The tax laws passed at the end of 2017 and were championed both by the president and Republican lawmakers. Proponents of the policies characterized them as a way to cut taxes for people at multiple income brackets, though a number of analyses have argued that wealthy Americans and corporationswere actually the biggest beneficiaries.
The new analysis — from ProPublica and based on data from a Moody’s Analytics economist and a retired investment management executive — shows that the 2017 changes to the tax code also reduced Americans’ net worth by limiting several real estate-related tax deductions, including for local and state taxes and for interest on a mortgage.
According to ProPublica, homeowners use these various deductions to help calculate the price they could afford to pay for a house. Ergo, when the deductions go down, people can afford to pay less and home values are stymied.
The ultimate result of this situation has been that home prices are 4 percent lower than they otherwise might have been without the changes to the tax code. ProPublica makes clear that this doesn’t mean prices fell 4 percent; instead it simply means they didn’t climb as high as they otherwise would have.
Citing the Federal Reserve Board, ProPublica also reported that the collective value of U.S. homes is $26.1 trillion. Applying the 4 percent number to that figure, then, shows that homeowners collectively lost $1.04 trillion in value thanks to the tax cuts and resulting reduction in price growth.
And of course this matters because for many Americans a house is their greatest store of wealth.
“This is a very big deal to families whose biggest financial asset is the equity they have in their homes,” Allan Sloan, author of the ProPublica report, wrote. “And there are untold millions of families in that situation.”
The affects of the 2017 tax law code changes haven’t been evenly distributed, with ProPublica reporting that counties in New York and New Jersey were the hardest hit.
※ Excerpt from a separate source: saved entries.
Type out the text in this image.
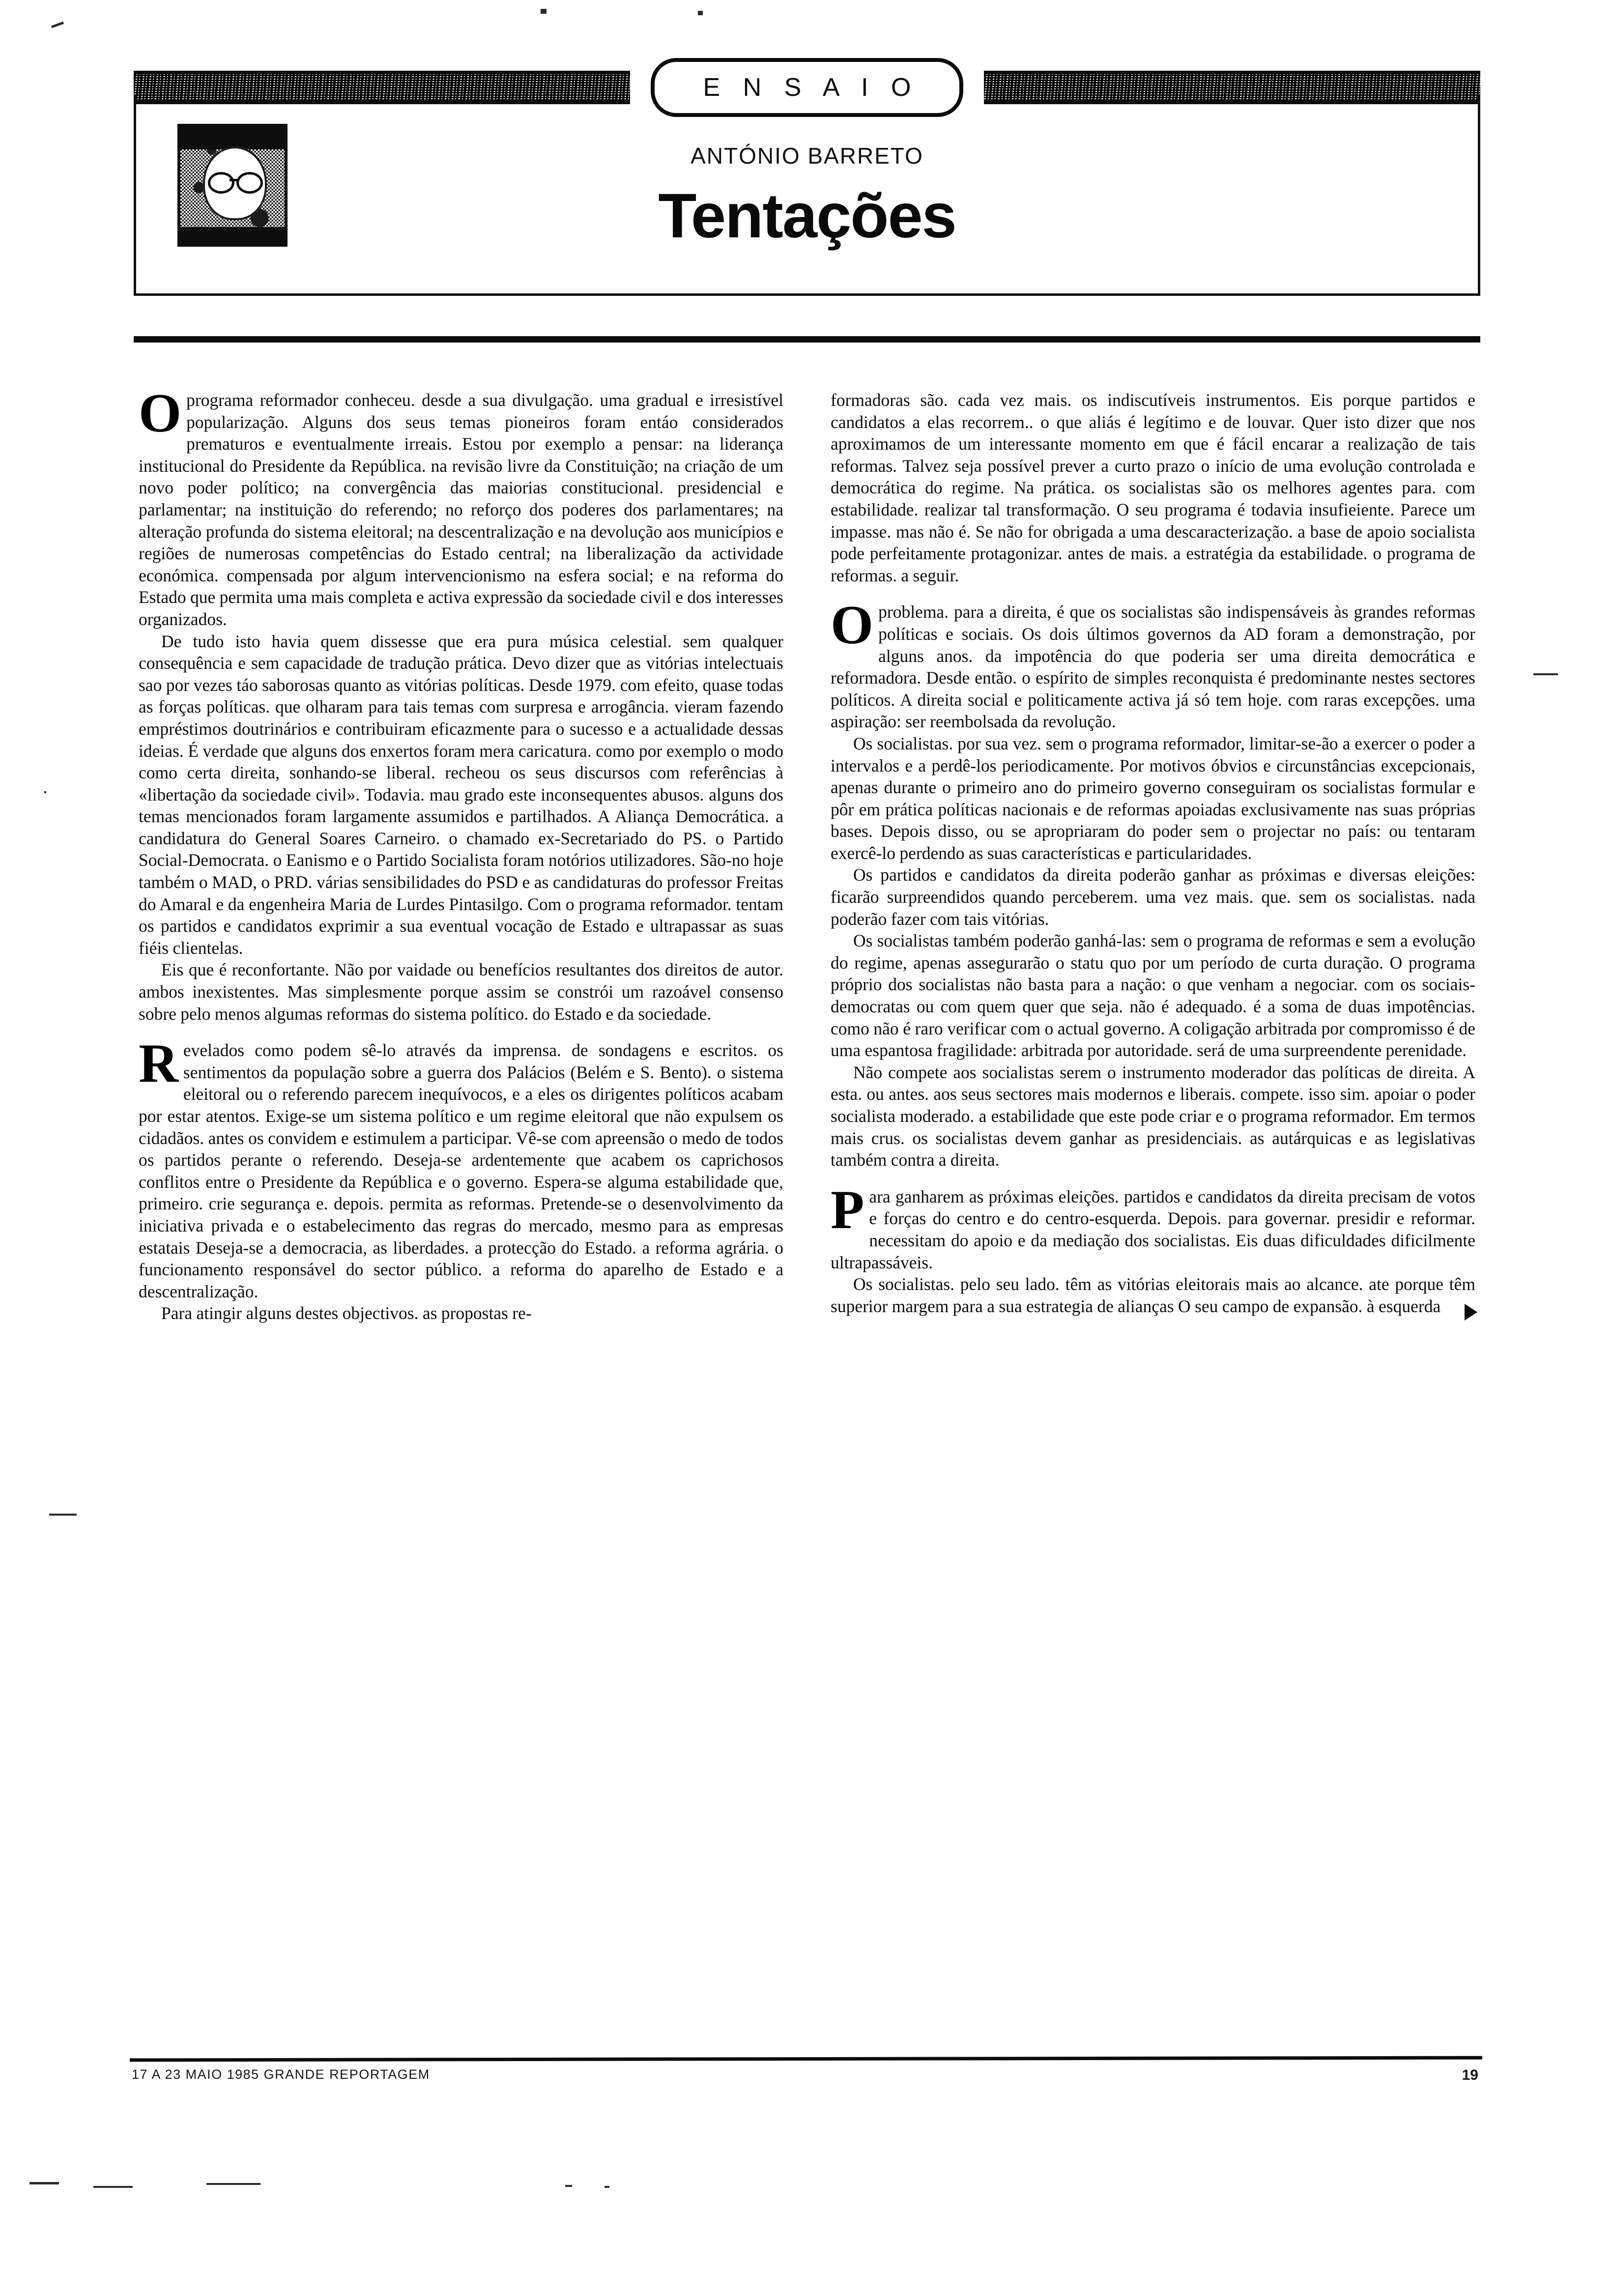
E N S A I O
ANTÓNIO BARRETO
Tentações

Oprograma reformador conheceu. desde a sua divulgação. uma gradual e irresistível popularização. Alguns dos seus temas pioneiros foram entáo considerados prematuros e eventualmente irreais. Estou por exemplo a pensar: na liderança institucional do Presidente da República. na revisão livre da Constituição; na criação de um novo poder político; na convergência das maiorias constitucional. presidencial e parlamentar; na instituição do referendo; no reforço dos poderes dos parlamentares; na alteração profunda do sistema eleitoral; na descentralização e na devolução aos municípios e regiões de numerosas competências do Estado central; na liberalização da actividade económica. compensada por algum intervencionismo na esfera social; e na reforma do Estado que permita uma mais completa e activa expressão da sociedade civil e dos interesses organizados.

De tudo isto havia quem dissesse que era pura música celestial. sem qualquer consequência e sem capacidade de tradução prática. Devo dizer que as vitórias intelectuais sao por vezes táo saborosas quanto as vitórias políticas. Desde 1979. com efeito, quase todas as forças políticas. que olharam para tais temas com surpresa e arrogância. vieram fazendo empréstimos doutrinários e contribuiram eficazmente para o sucesso e a actualidade dessas ideias. É verdade que alguns dos enxertos foram mera caricatura. como por exemplo o modo como certa direita, sonhando-se liberal. recheou os seus discursos com referências à «libertação da sociedade civil». Todavia. mau grado este inconsequentes abusos. alguns dos temas mencionados foram largamente assumidos e partilhados. A Aliança Democrática. a candidatura do General Soares Carneiro. o chamado ex-Secretariado do PS. o Partido Social-Democrata. o Eanismo e o Partido Socialista foram notórios utilizadores. São-no hoje também o MAD, o PRD. várias sensibilidades do PSD e as candidaturas do professor Freitas do Amaral e da engenheira Maria de Lurdes Pintasilgo. Com o programa reformador. tentam os partidos e candidatos exprimir a sua eventual vocação de Estado e ultrapassar as suas fiéis clientelas.

Eis que é reconfortante. Não por vaidade ou benefícios resultantes dos direitos de autor. ambos inexistentes. Mas simplesmente porque assim se constrói um razoável consenso sobre pelo menos algumas reformas do sistema político. do Estado e da sociedade.

Revelados como podem sê-lo através da imprensa. de sondagens e escritos. os sentimentos da população sobre a guerra dos Palácios (Belém e S. Bento). o sistema eleitoral ou o referendo parecem inequívocos, e a eles os dirigentes políticos acabam por estar atentos. Exige-se um sistema político e um regime eleitoral que não expulsem os cidadãos. antes os convidem e estimulem a participar. Vê-se com apreensão o medo de todos os partidos perante o referendo. Deseja-se ardentemente que acabem os caprichosos conflitos entre o Presidente da República e o governo. Espera-se alguma estabilidade que, primeiro. crie segurança e. depois. permita as reformas. Pretende-se o desenvolvimento da iniciativa privada e o estabelecimento das regras do mercado, mesmo para as empresas estatais Deseja-se a democracia, as liberdades. a protecção do Estado. a reforma agrária. o funcionamento responsável do sector público. a reforma do aparelho de Estado e a descentralização.

Para atingir alguns destes objectivos. as propostas re-

formadoras são. cada vez mais. os indiscutíveis instrumentos. Eis porque partidos e candidatos a elas recorrem.. o que aliás é legítimo e de louvar. Quer isto dizer que nos aproximamos de um interessante momento em que é fácil encarar a realização de tais reformas. Talvez seja possível prever a curto prazo o início de uma evolução controlada e democrática do regime. Na prática. os socialistas são os melhores agentes para. com estabilidade. realizar tal transformação. O seu programa é todavia insufieiente. Parece um impasse. mas não é. Se não for obrigada a uma descaracterização. a base de apoio socialista pode perfeitamente protagonizar. antes de mais. a estratégia da estabilidade. o programa de reformas. a seguir.

Oproblema. para a direita, é que os socialistas são indispensáveis às grandes reformas políticas e sociais. Os dois últimos governos da AD foram a demonstração, por alguns anos. da impotência do que poderia ser uma direita democrática e reformadora. Desde então. o espírito de simples reconquista é predominante nestes sectores políticos. A direita social e politicamente activa já só tem hoje. com raras excepções. uma aspiração: ser reembolsada da revolução.

Os socialistas. por sua vez. sem o programa reformador, limitar-se-ão a exercer o poder a intervalos e a perdê-los periodicamente. Por motivos óbvios e circunstâncias excepcionais, apenas durante o primeiro ano do primeiro governo conseguiram os socialistas formular e pôr em prática políticas nacionais e de reformas apoiadas exclusivamente nas suas próprias bases. Depois disso, ou se apropriaram do poder sem o projectar no país: ou tentaram exercê-lo perdendo as suas características e particularidades.

Os partidos e candidatos da direita poderão ganhar as próximas e diversas eleições: ficarão surpreendidos quando perceberem. uma vez mais. que. sem os socialistas. nada poderão fazer com tais vitórias.

Os socialistas também poderão ganhá-las: sem o programa de reformas e sem a evolução do regime, apenas assegurarão o statu quo por um período de curta duração. O programa próprio dos socialistas não basta para a nação: o que venham a negociar. com os sociais-democratas ou com quem quer que seja. não é adequado. é a soma de duas impotências. como não é raro verificar com o actual governo. A coligação arbitrada por compromisso é de uma espantosa fragilidade: arbitrada por autoridade. será de uma surpreendente perenidade.

Não compete aos socialistas serem o instrumento moderador das políticas de direita. A esta. ou antes. aos seus sectores mais modernos e liberais. compete. isso sim. apoiar o poder socialista moderado. a estabilidade que este pode criar e o programa reformador. Em termos mais crus. os socialistas devem ganhar as presidenciais. as autárquicas e as legislativas também contra a direita.

Para ganharem as próximas eleições. partidos e candidatos da direita precisam de votos e forças do centro e do centro-esquerda. Depois. para governar. presidir e reformar. necessitam do apoio e da mediação dos socialistas. Eis duas dificuldades dificilmente ultrapassáveis.

Os socialistas. pelo seu lado. têm as vitórias eleitorais mais ao alcance. ate porque têm superior margem para a sua estrategia de alianças O seu campo de expansão. à esquerda

17 A 23 MAIO 1985 GRANDE REPORTAGEM	19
Additionally, even people who aren’t themselves directly impacted by the tax changes are losing money because interest rates should gradually inch up as a result of the 2017 policies. And “higher interest rates for buyers translate into lower prices for sellers and therefore produce lower values for owners,” according to ProPublica.
The upside of all of this is that first-time homebuyers who purchased real estate after the 2017 tax code changes ended up paying less than they otherwise might have for a home. According to ProPublica, such people ended up being “modest winners.”